Local

Luz al final del túnel

Puede afirmarse que estemos empezando a ver las primeras señales del fin de la crisis económica? A lo que entiendo, sería en exceso aventurado formularlo de ese modo. Sí podemos decir, sin embargo, que se ha parado el primer golpe a la mandíbula del sector financiero internacional...

el 15 sep 2009 / 04:04 h.

Puede afirmarse que estemos empezando a ver las primeras señales del fin de la crisis económica? A lo que entiendo, sería en exceso aventurado formularlo de ese modo. Sí podemos decir, sin embargo, que se ha parado el primer golpe a la mandíbula del sector financiero internacional (que fueron autolesiones en muchos casos), y que las autoridades monetarias, aunque con un comportamiento dispar a uno y otro lado del Atlántico, han logrado si no restaurarla sí evitar un mayor deterioro de la confianza. A ello también ha contribuido el rescate público de entidades financieras en situación especialmente delicada como el caso notorio del Northern Rock en el Reino Unido. Por tanto (y siempre en condicional), si admitimos que la crisis crediticia tenía su origen primero en la desconfianza de los entidades bancarias hasta en sí mismas, la amplia disponibilidad mostrada por el sector público para recoger los cristales rotos -y hacernos pagar a todos sus malas decisiones en esa gestión de riesgos que se enorgullecen de ejercer, como decía hace poco el Nobel de Economía Stiglitz- debe servir como base para una recuperación hacia niveles de liquidez aceptables.

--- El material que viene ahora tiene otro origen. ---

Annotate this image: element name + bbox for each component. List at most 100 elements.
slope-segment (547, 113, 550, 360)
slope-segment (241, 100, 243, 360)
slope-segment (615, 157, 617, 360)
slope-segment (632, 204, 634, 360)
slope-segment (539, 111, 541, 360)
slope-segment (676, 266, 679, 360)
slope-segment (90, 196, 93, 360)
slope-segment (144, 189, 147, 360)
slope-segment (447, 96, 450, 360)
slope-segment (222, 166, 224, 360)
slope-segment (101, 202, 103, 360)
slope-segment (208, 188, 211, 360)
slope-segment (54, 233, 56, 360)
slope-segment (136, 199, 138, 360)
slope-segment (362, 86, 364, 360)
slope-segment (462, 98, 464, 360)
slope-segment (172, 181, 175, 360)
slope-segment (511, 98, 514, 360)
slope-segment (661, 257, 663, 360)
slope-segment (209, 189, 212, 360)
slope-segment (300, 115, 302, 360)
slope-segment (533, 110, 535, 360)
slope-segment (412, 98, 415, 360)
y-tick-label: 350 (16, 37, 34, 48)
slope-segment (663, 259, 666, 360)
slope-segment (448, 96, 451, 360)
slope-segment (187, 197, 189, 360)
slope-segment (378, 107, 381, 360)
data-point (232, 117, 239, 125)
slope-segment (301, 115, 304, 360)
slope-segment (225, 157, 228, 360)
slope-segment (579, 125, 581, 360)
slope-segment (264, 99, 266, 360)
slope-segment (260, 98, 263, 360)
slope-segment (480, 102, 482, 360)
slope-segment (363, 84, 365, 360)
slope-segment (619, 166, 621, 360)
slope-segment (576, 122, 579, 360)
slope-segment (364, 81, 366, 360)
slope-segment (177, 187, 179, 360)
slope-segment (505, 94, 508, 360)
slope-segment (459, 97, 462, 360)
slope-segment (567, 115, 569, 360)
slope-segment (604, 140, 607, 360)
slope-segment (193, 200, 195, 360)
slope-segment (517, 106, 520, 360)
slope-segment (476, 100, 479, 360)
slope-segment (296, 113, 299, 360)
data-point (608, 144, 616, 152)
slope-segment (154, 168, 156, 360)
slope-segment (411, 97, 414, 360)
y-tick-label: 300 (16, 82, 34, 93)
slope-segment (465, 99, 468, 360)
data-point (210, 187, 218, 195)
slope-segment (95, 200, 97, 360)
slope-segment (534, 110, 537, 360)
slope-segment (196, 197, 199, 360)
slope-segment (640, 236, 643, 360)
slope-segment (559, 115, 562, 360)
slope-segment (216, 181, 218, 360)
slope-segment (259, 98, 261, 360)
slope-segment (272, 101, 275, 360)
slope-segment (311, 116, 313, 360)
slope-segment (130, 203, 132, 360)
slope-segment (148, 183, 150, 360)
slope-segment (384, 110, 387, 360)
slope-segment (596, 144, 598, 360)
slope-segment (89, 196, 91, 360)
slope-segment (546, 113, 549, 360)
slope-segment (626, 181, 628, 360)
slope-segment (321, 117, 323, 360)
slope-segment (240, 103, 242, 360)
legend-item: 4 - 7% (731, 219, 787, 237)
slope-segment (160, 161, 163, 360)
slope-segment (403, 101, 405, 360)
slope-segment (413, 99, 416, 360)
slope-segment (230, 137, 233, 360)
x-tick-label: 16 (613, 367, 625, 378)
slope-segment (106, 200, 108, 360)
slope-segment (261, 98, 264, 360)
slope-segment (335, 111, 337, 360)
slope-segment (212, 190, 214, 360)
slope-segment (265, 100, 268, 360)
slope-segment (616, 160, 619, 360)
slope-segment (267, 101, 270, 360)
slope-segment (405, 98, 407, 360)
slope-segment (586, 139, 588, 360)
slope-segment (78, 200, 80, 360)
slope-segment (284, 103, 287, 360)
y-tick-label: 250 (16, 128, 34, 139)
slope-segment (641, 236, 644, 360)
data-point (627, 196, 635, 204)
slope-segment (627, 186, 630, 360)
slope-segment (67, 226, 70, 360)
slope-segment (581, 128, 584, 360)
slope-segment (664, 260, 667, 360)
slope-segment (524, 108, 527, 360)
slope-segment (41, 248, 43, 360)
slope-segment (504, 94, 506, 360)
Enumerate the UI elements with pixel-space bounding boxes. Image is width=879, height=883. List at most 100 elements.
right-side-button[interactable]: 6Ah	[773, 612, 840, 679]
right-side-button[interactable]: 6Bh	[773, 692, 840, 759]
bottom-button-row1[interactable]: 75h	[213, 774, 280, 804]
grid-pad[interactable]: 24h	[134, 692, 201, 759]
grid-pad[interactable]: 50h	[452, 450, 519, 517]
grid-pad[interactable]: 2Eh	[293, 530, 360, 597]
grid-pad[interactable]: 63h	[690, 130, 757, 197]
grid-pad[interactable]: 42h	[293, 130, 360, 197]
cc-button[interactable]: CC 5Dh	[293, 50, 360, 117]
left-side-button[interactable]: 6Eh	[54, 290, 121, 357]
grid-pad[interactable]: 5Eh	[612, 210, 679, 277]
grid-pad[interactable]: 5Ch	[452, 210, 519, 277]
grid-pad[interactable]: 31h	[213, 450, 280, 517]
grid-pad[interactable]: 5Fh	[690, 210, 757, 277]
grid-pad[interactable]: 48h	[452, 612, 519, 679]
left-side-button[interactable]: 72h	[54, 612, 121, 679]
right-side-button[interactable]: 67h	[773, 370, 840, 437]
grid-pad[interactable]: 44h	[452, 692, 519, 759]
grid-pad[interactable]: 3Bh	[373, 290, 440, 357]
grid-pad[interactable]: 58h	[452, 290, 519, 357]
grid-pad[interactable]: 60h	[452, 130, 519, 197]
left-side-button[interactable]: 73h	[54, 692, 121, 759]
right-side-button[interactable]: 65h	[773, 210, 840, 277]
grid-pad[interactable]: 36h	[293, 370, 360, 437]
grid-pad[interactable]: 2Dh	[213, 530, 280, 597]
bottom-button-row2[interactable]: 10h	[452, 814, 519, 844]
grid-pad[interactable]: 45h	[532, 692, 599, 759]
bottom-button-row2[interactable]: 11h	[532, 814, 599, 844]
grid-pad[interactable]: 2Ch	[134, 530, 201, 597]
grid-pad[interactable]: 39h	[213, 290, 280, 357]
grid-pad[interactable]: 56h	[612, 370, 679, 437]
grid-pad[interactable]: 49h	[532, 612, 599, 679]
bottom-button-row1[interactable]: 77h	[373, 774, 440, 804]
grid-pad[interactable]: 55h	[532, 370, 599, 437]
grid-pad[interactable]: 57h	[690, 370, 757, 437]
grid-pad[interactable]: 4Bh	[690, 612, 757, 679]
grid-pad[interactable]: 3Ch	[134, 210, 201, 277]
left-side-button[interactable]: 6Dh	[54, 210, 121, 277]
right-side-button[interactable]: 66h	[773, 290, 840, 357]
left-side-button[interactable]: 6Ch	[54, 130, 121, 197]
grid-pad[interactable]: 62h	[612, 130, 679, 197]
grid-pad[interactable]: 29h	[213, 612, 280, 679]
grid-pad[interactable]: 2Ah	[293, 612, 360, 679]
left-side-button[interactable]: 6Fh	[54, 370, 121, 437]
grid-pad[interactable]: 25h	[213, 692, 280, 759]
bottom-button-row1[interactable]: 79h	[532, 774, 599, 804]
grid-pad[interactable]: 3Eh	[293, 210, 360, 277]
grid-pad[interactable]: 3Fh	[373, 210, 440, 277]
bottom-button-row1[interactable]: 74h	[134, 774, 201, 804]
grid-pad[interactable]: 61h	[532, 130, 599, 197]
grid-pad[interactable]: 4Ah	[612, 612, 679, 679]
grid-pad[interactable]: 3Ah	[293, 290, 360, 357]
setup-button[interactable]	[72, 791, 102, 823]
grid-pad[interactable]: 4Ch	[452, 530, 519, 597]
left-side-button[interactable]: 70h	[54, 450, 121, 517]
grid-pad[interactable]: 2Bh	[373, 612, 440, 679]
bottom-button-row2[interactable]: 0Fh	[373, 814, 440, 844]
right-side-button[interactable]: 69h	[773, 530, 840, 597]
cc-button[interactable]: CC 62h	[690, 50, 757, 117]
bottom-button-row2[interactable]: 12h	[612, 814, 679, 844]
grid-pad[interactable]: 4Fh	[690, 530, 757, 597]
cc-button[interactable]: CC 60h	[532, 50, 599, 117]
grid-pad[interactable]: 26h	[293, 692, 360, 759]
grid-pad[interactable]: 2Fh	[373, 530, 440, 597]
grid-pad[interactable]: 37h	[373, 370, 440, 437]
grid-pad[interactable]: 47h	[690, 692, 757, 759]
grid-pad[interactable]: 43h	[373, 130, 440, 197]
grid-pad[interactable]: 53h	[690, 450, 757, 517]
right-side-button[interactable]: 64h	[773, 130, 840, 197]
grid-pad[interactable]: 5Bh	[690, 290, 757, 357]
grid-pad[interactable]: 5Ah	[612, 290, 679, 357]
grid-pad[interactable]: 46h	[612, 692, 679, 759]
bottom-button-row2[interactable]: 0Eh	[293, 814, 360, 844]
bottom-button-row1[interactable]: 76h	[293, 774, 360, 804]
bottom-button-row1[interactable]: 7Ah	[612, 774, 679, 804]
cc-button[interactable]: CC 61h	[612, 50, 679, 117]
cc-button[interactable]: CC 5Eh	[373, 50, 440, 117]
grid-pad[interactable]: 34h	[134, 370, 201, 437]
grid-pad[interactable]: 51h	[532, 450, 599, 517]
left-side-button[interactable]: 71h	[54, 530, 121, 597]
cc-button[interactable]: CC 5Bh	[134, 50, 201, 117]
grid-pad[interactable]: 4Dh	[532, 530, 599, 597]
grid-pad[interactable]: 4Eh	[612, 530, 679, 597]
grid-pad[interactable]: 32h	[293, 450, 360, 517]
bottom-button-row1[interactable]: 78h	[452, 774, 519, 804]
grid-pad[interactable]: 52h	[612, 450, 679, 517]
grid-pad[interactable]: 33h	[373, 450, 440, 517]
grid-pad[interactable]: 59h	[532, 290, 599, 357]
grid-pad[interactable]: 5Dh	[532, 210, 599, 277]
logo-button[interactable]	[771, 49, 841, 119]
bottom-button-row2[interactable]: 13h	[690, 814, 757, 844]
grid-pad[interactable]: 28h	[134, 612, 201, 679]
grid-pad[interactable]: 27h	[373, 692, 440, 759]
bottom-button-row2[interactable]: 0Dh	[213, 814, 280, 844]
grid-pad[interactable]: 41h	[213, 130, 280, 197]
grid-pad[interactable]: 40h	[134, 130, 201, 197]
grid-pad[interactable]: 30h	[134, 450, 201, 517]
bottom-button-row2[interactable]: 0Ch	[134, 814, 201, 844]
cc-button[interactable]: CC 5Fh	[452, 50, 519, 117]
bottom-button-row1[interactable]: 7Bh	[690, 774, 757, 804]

Pero mientras eso ocurre, nos encontraremos con que las comentadas turbulencias financieras se dejarán sentir en la economía real durante algún tiempo, especialmente porque el consumo se retrae ante esta falta de financiación y las malas expectativas que se insinúan. Ésa va ser la constante de los próximos meses, me temo. Más aun en el caso de Europa, donde el Banco Central no teme tanto a la desaceleración como a la inflación y, de este modo, evita imitar a EEUU bajando los tipos de interés y lo deja como un recurso para más adelante. Uno casi diría que la autoridad monetaria europea observa con cariño la desaceleración económica por pensar que puede servir para ahogar la inflación.

En España, el Gobierno sí ha mostrado su intención de poner medios para cubrir este inevitable déficit de consumo con el instrumento, bien armado, de la política fiscal expansiva. Pero lo cierto es que aún no podemos saber si las medidas aprobadas hasta ahora se materializarán en una buena pista de aterrizaje para la contracción del sector inmobiliario, que sería lo deseable. En principio, para que las medidas discrecionales sean eficaces deberán cuidarse de beneficiar a los hogares con menor nivel de renta y, consiguientemente, mayor propensión al consumo. De momento se está descuidando este flanco. La otra parcela que debe cubrirse, de cara al medio plazo, es la de las políticas activas para la reconversión del personal que previsiblemente abandonará el sector de la construcción.

En cualquier caso, parece que hay consenso internacional en poner las esperanzas de una mejor recuperación esencialmente a partir de la intervención pública. Mi impresión es que el Estado saldrá de la crisis fortalecido como agente económico capaz de corregir las disfunciones que se generan en unos mercados cada vez más complejos e imperfectos. Las crecientes llamadas a favor de mayor regulación y mejores controles en las operaciones financieras, por el contrario, vienen a admitir que estos mercados no se autorregulan espontáneamente, y que la mano invisible, al menos aquí, termina trayendo más perjuicios que beneficios a nivel global.